Par ailleurs, les recrutements se font largement à l’extérieur qu’en interne (Q. 8). Ainsi, 58% des professionnels des Affaires publiques qui exercent aux postes de Directeur ou Secrétaire généraux au sein des organisations professionnelles ont été recrutés à l’extérieur de la structure – et très largement au sein de la même industrie. On constate que les trajectoires s’effectuent avant tout au sein des mêmes secteurs d’activité (Q. 5). 74% des acteurs étudiés évoluent dans le même secteur.

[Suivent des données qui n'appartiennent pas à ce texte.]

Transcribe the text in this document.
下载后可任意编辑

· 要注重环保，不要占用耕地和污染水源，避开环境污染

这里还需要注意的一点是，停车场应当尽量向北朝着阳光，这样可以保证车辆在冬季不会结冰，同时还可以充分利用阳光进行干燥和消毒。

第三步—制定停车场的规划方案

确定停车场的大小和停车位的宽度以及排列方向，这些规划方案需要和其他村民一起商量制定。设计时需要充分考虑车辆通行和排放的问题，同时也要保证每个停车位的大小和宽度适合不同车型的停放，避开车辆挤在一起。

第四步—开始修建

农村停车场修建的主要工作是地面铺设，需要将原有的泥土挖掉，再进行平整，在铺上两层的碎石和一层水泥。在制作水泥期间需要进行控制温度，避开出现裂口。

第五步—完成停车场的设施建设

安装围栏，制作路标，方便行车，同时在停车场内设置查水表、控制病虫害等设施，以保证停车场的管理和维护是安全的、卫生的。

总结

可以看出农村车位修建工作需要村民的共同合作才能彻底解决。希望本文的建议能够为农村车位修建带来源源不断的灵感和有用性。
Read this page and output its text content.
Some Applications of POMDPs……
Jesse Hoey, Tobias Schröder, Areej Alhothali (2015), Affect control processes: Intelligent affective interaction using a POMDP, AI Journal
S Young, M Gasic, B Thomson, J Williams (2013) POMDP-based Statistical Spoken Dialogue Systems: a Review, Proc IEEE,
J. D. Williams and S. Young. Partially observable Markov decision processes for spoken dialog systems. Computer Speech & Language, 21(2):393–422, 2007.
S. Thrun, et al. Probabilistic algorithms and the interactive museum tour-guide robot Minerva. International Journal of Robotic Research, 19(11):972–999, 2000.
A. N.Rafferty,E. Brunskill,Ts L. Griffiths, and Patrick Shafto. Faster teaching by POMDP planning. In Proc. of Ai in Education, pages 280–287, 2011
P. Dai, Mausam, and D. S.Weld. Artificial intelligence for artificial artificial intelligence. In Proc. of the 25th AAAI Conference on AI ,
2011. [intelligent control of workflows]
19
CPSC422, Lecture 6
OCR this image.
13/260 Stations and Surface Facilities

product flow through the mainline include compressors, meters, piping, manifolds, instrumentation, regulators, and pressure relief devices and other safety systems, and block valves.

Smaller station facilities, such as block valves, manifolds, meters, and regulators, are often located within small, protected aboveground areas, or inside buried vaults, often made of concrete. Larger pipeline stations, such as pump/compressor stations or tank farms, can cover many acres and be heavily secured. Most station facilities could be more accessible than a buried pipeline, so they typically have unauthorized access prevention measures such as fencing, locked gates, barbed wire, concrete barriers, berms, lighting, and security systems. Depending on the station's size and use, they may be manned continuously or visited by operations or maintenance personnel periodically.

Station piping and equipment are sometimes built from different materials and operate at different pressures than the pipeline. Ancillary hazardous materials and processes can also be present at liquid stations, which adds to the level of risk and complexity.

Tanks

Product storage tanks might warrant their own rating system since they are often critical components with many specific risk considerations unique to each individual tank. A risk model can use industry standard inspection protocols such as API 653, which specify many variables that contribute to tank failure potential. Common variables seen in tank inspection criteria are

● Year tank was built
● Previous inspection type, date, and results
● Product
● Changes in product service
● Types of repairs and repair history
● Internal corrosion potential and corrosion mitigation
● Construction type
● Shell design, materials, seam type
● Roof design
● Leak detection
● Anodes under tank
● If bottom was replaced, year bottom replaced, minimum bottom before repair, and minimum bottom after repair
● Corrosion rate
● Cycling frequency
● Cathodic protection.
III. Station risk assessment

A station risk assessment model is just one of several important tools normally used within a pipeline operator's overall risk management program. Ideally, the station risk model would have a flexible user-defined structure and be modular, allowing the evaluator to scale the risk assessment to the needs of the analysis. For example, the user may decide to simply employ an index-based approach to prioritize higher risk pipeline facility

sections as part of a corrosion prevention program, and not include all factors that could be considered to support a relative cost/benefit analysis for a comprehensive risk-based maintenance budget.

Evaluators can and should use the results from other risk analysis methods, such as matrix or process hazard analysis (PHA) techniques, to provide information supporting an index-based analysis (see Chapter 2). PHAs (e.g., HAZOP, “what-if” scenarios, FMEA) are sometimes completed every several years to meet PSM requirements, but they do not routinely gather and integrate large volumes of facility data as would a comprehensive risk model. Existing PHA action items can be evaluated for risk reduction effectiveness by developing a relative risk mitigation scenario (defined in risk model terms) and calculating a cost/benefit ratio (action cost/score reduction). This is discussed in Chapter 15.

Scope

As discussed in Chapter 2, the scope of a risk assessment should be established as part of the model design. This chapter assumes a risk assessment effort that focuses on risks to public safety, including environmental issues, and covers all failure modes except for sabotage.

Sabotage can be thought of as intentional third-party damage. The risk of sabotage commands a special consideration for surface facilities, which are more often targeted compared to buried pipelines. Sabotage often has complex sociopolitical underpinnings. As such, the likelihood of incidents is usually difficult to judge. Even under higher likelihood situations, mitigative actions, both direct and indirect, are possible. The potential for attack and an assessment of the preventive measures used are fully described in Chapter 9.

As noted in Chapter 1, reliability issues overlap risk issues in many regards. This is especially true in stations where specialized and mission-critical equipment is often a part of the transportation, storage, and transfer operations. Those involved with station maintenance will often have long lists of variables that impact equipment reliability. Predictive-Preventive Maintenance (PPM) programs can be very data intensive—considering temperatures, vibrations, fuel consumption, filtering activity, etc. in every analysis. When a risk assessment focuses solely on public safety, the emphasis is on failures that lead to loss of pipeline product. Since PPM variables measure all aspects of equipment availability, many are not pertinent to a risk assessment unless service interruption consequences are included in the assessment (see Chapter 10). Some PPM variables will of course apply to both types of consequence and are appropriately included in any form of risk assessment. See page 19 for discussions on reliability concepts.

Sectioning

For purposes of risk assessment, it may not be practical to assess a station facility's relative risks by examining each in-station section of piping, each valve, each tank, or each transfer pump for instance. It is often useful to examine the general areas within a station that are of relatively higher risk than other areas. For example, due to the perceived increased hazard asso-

Roxane Perrault-Fournier commente : « On voit des professionnels passer toute leur carrière dans le même secteur d’activité, passer d’une entreprise à une association, gravir les échelons de la hiérarchie au sein de la fédération pour devenir, un jour, la voix et le visage des nombreux membres qu’ils représentent. Un élément extrêmement frappant à souligner est que certains professionnels ont passé plus de 25 ans au sommet de leur association grâce à leurs connaissances et au réseau construit au fil des ans. Dans ces conditions, ils sont les véritables experts de leur secteur d’activités et les principaux interlocuteurs des pouvoirs publics. »

 

Conclusion :

L’étude que nous avons réalisée nous permet de mettre en exergue trois enseignements principaux.

  • D’abord, elle confirme le moment charnière que nous vivons actuellement. Nos métiers sont en pleine mutation : ils tendent vers une plus grande professionnalisation, font émerger des technicités propres à nos activités, et mettent à jour des profils adaptés à nos métiers. L’un des indicateurs de ce « changement » réside dans la spécialisation de l’exercice des Affaires publiques. On remarque ainsi que les professionnels évoluant en organisation professionnelle ne sont plus enchâssés dans un discours de sachant, lui-même issu de leur expérience d’acteur du secteur qu’ils représentent. Ils deviennent des « vulgarisateurs » pour rendre compréhensible et intelligible des intérêts pluriels au sein d’une même fédération. Dès lors ce ne sont plus uniquement des profils de techniciens/acteur du secteur qui sont recherchés dans les fédérations, mais également des profils de représentant/coordinateur du secteur. Pour ce qui tient des entreprises, les professionnels doivent eux se fondre dans le cœur « business » de la société dans laquelle ils exercent. Ils sont donc le produit d’un exercice qui se retrouve segmenté entre les affaires territoriales, nationales/européennes et même internationales compte tenu de l’impact géopolitique sur nos activités économiques ;

  • À cela s’ajoute une transformation profonde des parcours des professionnels des Affaires publiques. Les trajectoires entre le public et le privé deviennent de plus en plus une « norme » distinctive dans le champ des Affaires publiques. Jusqu’à une période encore très récente, la trajectoire royale se réalisait principalement entre cabinets ministériels et institutions parlementaires. Les parcours sont aujourd’hui mixtes et alternent entre institutions, entreprises, cabinets de conseil et organisations professionnelles ;

  • En découle une mutation des métiers de l’influence qui vient de la nécessité de maîtriser une palette plus large de techniques et d’opérer une vision à 360° des métiers de l’influence. Ainsi, les parcours sont moins linéaires, mais s’illustrent dans des domaines à la fois plus complets et plus complémentaires (communication, RSE, etc.). On peut donc parler d’une transformation de la spécialisation. Elle n’est plus seulement celle d’une spécialité liée au secteur d’activité, mais une spécialité de la pratique des métiers de l’influence.

Au final, retrouve-t-on une dynamique semblable dans les autres pays européens ? Oui, mais la focalisation sur le cas français permet de mettre en exergue que ce marché ne bénéficie pas de la même maturité que la place bruxelloise – qui se veut européenne par essence. La particularité de la France tient principalement dans la centralisation du pouvoir politique à Paris. Un héritage à la fois historique et politique, qui contraint les carrières et l’exercice de nos métiers.